今も子どもたち7人のダンスに週6日通っていますが、ダンスをやりたいと思った気持ちを全力で応援したいし、見守っていきたいです」

子どもたちの日々の努力が実り、漆山家から2人も日本発・世界初のプロダンスリーグ『SD.LEAGUE(SDリーグ)』にスタジオ代表で選出され、賞を受賞するという結果を残した。そのことを謙遜しながらも、柔らかな表情で嬉しそうに語る。

やりたいことはなるべくサポートしたい。ただし、自分の頭でよく考えることが大切だと言う。現在は長男の葵くんも同じ店舗で一緒に働いているが、子どもにはいち早く”自立してほしい”と考えているそうだ。

「よくお客さんから『息子さんと一緒に働けていいですね』と言われますが、私は早く独立して自分のお店を持ってほしいので、常に本人にも伝えています。

経験しないとわからないことはたくさんあると思っていますし、それは葵のためでもあると心から思っています。

いつかは自分のお店を子どもの代に渡すケースもあると思いますが、今経営してる美容室は、私たちの夢を実現した場所であると同時に、これからも新しい夢を叶えていく場所でもあります。なので、葵には自分の力で自分のお店を持つ夢を叶えてほしいです」

「子育ては親育て」

最後に、佳月さんにとって子育てとはなにかと聞いた。

「13人の子育てをしても、ひとりひとり持って生まれた性格が違う。ひとりとして同じ子育てはなくて、親が子どもを育ててるというよりは、子どもに親が育ててもらってる感覚が大きいです。

子どもが新しいことを始めるたびに、わたし自身も新しい経験をさせてもらってる。

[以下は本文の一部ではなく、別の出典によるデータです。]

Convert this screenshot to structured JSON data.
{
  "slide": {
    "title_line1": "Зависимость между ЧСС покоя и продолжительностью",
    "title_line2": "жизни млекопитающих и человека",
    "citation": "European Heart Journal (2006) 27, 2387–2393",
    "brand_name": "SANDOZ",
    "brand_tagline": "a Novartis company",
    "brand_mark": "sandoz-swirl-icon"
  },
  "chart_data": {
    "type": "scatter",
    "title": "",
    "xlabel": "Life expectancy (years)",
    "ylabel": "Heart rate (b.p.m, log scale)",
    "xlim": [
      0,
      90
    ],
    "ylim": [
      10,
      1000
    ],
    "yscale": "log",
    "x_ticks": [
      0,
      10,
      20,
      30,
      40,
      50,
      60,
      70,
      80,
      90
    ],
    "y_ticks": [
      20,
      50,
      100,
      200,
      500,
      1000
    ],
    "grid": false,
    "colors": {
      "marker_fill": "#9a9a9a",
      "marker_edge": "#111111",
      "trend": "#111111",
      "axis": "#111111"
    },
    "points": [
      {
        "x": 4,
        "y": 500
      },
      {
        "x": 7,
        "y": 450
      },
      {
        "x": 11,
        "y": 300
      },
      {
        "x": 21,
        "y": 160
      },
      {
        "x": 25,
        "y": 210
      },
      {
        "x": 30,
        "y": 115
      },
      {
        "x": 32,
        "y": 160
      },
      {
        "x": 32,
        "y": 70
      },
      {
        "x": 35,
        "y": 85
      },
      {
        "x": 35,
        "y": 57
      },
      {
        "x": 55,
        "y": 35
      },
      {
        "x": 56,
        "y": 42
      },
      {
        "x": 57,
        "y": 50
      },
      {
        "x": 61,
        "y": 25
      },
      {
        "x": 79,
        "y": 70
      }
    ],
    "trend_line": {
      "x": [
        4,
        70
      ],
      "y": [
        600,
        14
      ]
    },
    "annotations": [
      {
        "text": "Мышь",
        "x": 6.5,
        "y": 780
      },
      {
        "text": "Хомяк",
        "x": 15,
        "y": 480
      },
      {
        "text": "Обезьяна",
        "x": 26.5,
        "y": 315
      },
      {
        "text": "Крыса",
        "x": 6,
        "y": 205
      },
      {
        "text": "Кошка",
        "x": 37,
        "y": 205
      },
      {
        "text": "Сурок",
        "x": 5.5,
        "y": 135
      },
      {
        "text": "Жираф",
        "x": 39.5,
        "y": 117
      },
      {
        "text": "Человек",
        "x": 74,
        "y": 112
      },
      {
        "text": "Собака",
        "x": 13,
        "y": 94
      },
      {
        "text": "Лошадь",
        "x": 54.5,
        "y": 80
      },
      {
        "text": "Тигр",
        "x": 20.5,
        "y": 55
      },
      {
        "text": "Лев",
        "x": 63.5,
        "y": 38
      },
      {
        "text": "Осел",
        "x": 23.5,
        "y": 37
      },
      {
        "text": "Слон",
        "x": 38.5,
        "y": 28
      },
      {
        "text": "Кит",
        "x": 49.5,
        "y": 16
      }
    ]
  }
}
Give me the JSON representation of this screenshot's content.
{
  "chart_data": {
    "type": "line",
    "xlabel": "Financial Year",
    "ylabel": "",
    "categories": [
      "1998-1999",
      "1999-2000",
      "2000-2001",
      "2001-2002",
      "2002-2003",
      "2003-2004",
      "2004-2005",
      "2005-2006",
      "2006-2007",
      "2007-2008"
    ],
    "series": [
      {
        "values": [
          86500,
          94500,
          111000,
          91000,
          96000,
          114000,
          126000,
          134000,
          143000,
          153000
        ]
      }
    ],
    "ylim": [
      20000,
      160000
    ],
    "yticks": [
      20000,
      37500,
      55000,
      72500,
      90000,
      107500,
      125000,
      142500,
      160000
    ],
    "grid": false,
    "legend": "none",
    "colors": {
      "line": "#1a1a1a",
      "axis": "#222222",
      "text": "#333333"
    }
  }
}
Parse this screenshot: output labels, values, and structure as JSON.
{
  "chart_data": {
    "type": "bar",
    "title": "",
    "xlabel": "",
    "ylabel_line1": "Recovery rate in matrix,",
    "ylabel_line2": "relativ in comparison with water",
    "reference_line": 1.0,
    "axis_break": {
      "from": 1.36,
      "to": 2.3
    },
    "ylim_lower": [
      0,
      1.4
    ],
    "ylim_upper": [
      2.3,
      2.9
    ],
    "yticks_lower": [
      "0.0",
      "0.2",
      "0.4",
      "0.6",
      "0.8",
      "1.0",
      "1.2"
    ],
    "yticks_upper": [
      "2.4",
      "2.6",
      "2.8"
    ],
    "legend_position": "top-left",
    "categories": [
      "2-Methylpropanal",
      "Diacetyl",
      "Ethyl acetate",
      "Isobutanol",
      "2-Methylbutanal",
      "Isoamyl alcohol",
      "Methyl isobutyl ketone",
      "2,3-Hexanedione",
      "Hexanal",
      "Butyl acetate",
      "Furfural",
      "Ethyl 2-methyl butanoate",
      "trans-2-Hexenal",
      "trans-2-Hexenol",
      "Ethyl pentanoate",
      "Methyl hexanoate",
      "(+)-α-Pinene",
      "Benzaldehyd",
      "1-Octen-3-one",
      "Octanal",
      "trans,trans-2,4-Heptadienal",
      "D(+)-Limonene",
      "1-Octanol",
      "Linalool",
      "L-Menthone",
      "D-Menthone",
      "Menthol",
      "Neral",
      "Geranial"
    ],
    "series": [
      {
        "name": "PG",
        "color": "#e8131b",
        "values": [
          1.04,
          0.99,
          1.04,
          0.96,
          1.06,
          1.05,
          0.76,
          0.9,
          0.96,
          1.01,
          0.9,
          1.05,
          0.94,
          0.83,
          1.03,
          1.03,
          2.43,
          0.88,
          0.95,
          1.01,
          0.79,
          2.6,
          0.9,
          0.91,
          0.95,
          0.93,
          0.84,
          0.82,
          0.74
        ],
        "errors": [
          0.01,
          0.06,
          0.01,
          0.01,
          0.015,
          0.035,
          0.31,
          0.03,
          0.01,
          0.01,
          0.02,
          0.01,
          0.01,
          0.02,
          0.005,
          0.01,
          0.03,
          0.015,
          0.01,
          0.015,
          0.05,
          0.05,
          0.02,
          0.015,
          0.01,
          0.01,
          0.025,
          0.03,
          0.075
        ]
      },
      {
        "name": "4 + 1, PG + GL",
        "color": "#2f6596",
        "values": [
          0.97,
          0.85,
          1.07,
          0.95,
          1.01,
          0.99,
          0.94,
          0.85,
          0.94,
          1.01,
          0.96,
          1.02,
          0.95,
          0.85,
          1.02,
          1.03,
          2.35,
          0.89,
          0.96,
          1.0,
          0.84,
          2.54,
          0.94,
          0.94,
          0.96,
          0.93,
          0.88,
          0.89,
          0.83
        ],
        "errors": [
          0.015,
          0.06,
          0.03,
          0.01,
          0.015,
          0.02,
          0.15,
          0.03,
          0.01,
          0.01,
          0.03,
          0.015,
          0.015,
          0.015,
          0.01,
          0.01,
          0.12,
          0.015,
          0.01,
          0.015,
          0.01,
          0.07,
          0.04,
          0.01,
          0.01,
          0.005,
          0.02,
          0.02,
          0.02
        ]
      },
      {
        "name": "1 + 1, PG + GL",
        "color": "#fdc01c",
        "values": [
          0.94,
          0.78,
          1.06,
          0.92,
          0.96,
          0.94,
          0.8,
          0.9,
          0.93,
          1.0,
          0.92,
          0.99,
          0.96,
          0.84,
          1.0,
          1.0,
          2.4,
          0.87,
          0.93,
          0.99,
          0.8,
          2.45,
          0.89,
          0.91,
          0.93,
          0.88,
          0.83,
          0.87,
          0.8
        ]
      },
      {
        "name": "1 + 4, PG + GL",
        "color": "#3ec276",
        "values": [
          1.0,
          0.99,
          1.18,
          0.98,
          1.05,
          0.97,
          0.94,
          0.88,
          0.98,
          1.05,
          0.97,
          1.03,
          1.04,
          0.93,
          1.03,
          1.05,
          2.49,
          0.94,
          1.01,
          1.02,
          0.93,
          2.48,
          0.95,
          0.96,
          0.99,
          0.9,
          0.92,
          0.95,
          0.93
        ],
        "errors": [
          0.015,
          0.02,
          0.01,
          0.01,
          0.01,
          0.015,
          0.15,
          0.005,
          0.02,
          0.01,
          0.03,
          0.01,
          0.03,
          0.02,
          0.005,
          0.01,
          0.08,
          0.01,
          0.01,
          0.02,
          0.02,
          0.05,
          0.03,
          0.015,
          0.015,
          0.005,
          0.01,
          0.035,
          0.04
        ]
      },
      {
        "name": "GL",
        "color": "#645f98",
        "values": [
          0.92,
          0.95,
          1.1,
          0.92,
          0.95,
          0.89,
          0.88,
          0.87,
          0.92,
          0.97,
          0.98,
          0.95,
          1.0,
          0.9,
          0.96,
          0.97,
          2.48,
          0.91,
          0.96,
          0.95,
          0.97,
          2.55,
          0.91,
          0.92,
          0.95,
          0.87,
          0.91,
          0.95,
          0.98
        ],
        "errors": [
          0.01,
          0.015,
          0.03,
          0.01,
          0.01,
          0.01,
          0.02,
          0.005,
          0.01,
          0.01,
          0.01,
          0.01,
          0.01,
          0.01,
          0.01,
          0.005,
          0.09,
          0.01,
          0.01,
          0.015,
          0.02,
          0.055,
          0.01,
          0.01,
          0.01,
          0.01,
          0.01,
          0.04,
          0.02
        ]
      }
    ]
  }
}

自分だけでは見ることのできない景色を見せてもらっているのは、全部子ども達のおかげです」

どんな関係性であっても礼儀と気遣いだけは忘れない。自分で考える力を身につける。やったことには責任をもち、決めたことはやりきる…。全力でサポートする一方で、子どもたちのことを愛情深く見守る佳月さん。その根底には「子育ては親育て」という、子ども達への感謝とリスペクトがあった。